Mr. P. is a 45-year-old male with a right forearm AVF admitted for pneumonia and respiratory failure necessitating intubation. You are an ICU nurse caring for this patient who is currently extubated. He gets dialysis on MWF and you are working on a Sunday. You cared for him the previous day and this morning you are performing your nursing physical assessment. You notice a faint thrill but do not hear a bruit. What do you do next?
Case Study Discussion:
Always err on the side of caution. In this case the bruit is more reliable than the thrill and more than likely you may be pressing too hard and feeling your own pulse. Promptly report the findings to the nephology team as well as the ICU team.
The patient was sent for angiography and was noted to have a thrombus in the AVF. He was scheduled for a thrombectomy with interventional radiology later that day and received his regularly scheduled dialysis session the next day.
Caring for patients undergoing dialysis comes with special challenges for physicians, mid-level providers as well as nurses and other allied healthcare providers including social workers and hemodialysis technicians. The challenges faced by the patients undergoing dialysis are very unique because initiating dialysis is usually reserved for patients with end stage renal disease (ESRD).
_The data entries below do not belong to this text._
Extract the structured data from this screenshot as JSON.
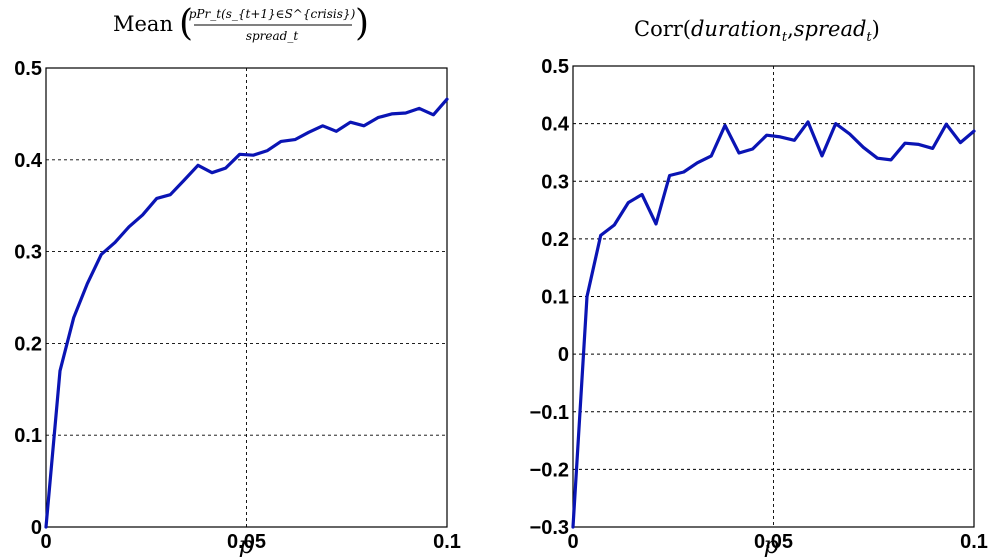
{
  "chart_data": [
    {
      "type": "line",
      "title": "Mean",
      "title_fraction": {
        "numerator": "pPr_t(s_{t+1}∈S^{crisis})",
        "denominator": "spread_t"
      },
      "xlabel": "p",
      "ylabel": "",
      "xlim": [
        0,
        0.1
      ],
      "ylim": [
        0,
        0.5
      ],
      "xticks": [
        "0",
        "0.05",
        "0.1"
      ],
      "yticks": [
        "0",
        "0.1",
        "0.2",
        "0.3",
        "0.4",
        "0.5"
      ],
      "grid": true,
      "series": [
        {
          "color": "#0a14b4",
          "x": [
            0,
            0.0035,
            0.0069,
            0.0103,
            0.0138,
            0.0172,
            0.0207,
            0.0241,
            0.0276,
            0.031,
            0.0345,
            0.0379,
            0.0414,
            0.0448,
            0.0483,
            0.0517,
            0.0552,
            0.0586,
            0.0621,
            0.0655,
            0.069,
            0.0724,
            0.0759,
            0.0793,
            0.0828,
            0.0862,
            0.0897,
            0.0931,
            0.0966,
            0.1
          ],
          "y": [
            0,
            0.17,
            0.228,
            0.265,
            0.297,
            0.31,
            0.327,
            0.34,
            0.358,
            0.362,
            0.378,
            0.394,
            0.386,
            0.391,
            0.406,
            0.405,
            0.41,
            0.42,
            0.422,
            0.43,
            0.437,
            0.431,
            0.441,
            0.437,
            0.446,
            0.45,
            0.451,
            0.456,
            0.449,
            0.466
          ]
        }
      ]
    },
    {
      "type": "line",
      "title": "Corr(duration_t,spread_t)",
      "title_parts": {
        "prefix": "Corr(",
        "arg1": "duration",
        "arg1_sub": "t",
        "sep": ",",
        "arg2": "spread",
        "arg2_sub": "t",
        "suffix": ")"
      },
      "xlabel": "p",
      "ylabel": "",
      "xlim": [
        0,
        0.1
      ],
      "ylim": [
        -0.3,
        0.5
      ],
      "xticks": [
        "0",
        "0.05",
        "0.1"
      ],
      "yticks": [
        "−0.3",
        "−0.2",
        "−0.1",
        "0",
        "0.1",
        "0.2",
        "0.3",
        "0.4",
        "0.5"
      ],
      "grid": true,
      "series": [
        {
          "color": "#0a14b4",
          "x": [
            0,
            0.0035,
            0.0069,
            0.0103,
            0.0138,
            0.0172,
            0.0207,
            0.0241,
            0.0276,
            0.031,
            0.0345,
            0.0379,
            0.0414,
            0.0448,
            0.0483,
            0.0517,
            0.0552,
            0.0586,
            0.0621,
            0.0655,
            0.069,
            0.0724,
            0.0759,
            0.0793,
            0.0828,
            0.0862,
            0.0897,
            0.0931,
            0.0966,
            0.1
          ],
          "y": [
            -0.3,
            0.1,
            0.206,
            0.224,
            0.263,
            0.277,
            0.226,
            0.31,
            0.316,
            0.332,
            0.344,
            0.397,
            0.349,
            0.356,
            0.38,
            0.377,
            0.371,
            0.403,
            0.344,
            0.4,
            0.382,
            0.359,
            0.34,
            0.337,
            0.366,
            0.364,
            0.357,
            0.399,
            0.367,
            0.387
          ]
        }
      ]
    }
  ]
}
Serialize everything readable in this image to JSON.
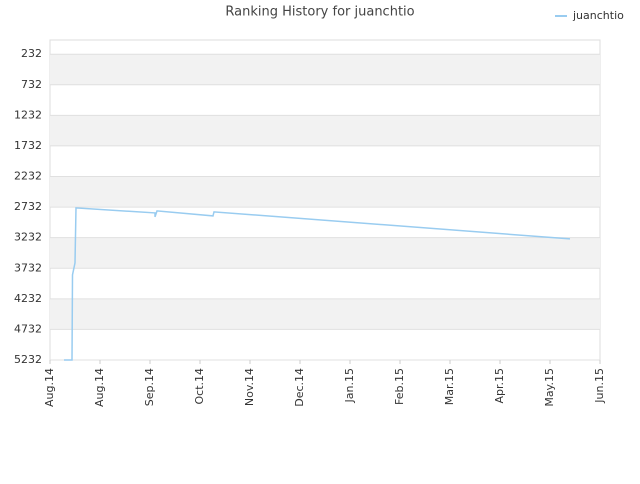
{
  "chart_data": {
    "type": "line",
    "title": "Ranking History for juanchtio",
    "x": [
      0.28,
      0.44,
      0.45,
      0.5,
      0.52,
      2.1,
      2.1,
      2.14,
      3.26,
      3.28,
      10.4
    ],
    "series": [
      {
        "name": "juanchtio",
        "color": "#99ccf0",
        "values": [
          5232,
          5232,
          3840,
          3644,
          2745,
          2827,
          2892,
          2794,
          2876,
          2810,
          3252
        ]
      }
    ],
    "xlim": [
      0,
      11
    ],
    "xticks": [
      {
        "value": 0,
        "label": "Aug.14"
      },
      {
        "value": 1,
        "label": "Aug.14"
      },
      {
        "value": 2,
        "label": "Sep.14"
      },
      {
        "value": 3,
        "label": "Oct.14"
      },
      {
        "value": 4,
        "label": "Nov.14"
      },
      {
        "value": 5,
        "label": "Dec.14"
      },
      {
        "value": 6,
        "label": "Jan.15"
      },
      {
        "value": 7,
        "label": "Feb.15"
      },
      {
        "value": 8,
        "label": "Mar.15"
      },
      {
        "value": 9,
        "label": "Apr.15"
      },
      {
        "value": 10,
        "label": "May.15"
      },
      {
        "value": 11,
        "label": "Jun.15"
      }
    ],
    "ylim": [
      5232,
      0
    ],
    "yticks": [
      232,
      732,
      1232,
      1732,
      2232,
      2732,
      3232,
      3732,
      4232,
      4732,
      5232
    ],
    "grid": true,
    "legend": "top-right"
  }
}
Implying that the majority of patients initiating dialysis usually remain on dialysis indefinitely or until they get a kidney transplant which may take years.
It has been well reported that patients with CKD are at increased risk for depression compared to other patients group with chronic diseases (Palmer et al., 2013). In addition, they reported that depression in patients with CKD has been linked to poorer outcomes. Bautovich, Katz Smith, Loo, & Harvey (2014) reported that one in five patients with ESRD will suffer from depression. The challenge making the diagnosis in this patient group is the fact that depression is confounded by the overlap in symptoms with multiple comorbidities.
Nutritional restriction imposed by the disease processes is bound to cause some degree of emotional distress. Not being able to drink as much water as one pleases can be frustrating in and of if itself. Not to mention the innumerable dietary restrictions.
CKD patients, especially those on dialysis, face many challenges and often times have limited emotional support systems because their families may experience caregiver burn out or they may be reclusive in forming relationships given the chronicity of their disease. However, as nurses caring for patients with dialysis we could always show empathy because our smiling faces and kind words may be the only ones a patient sees and hears on any given day.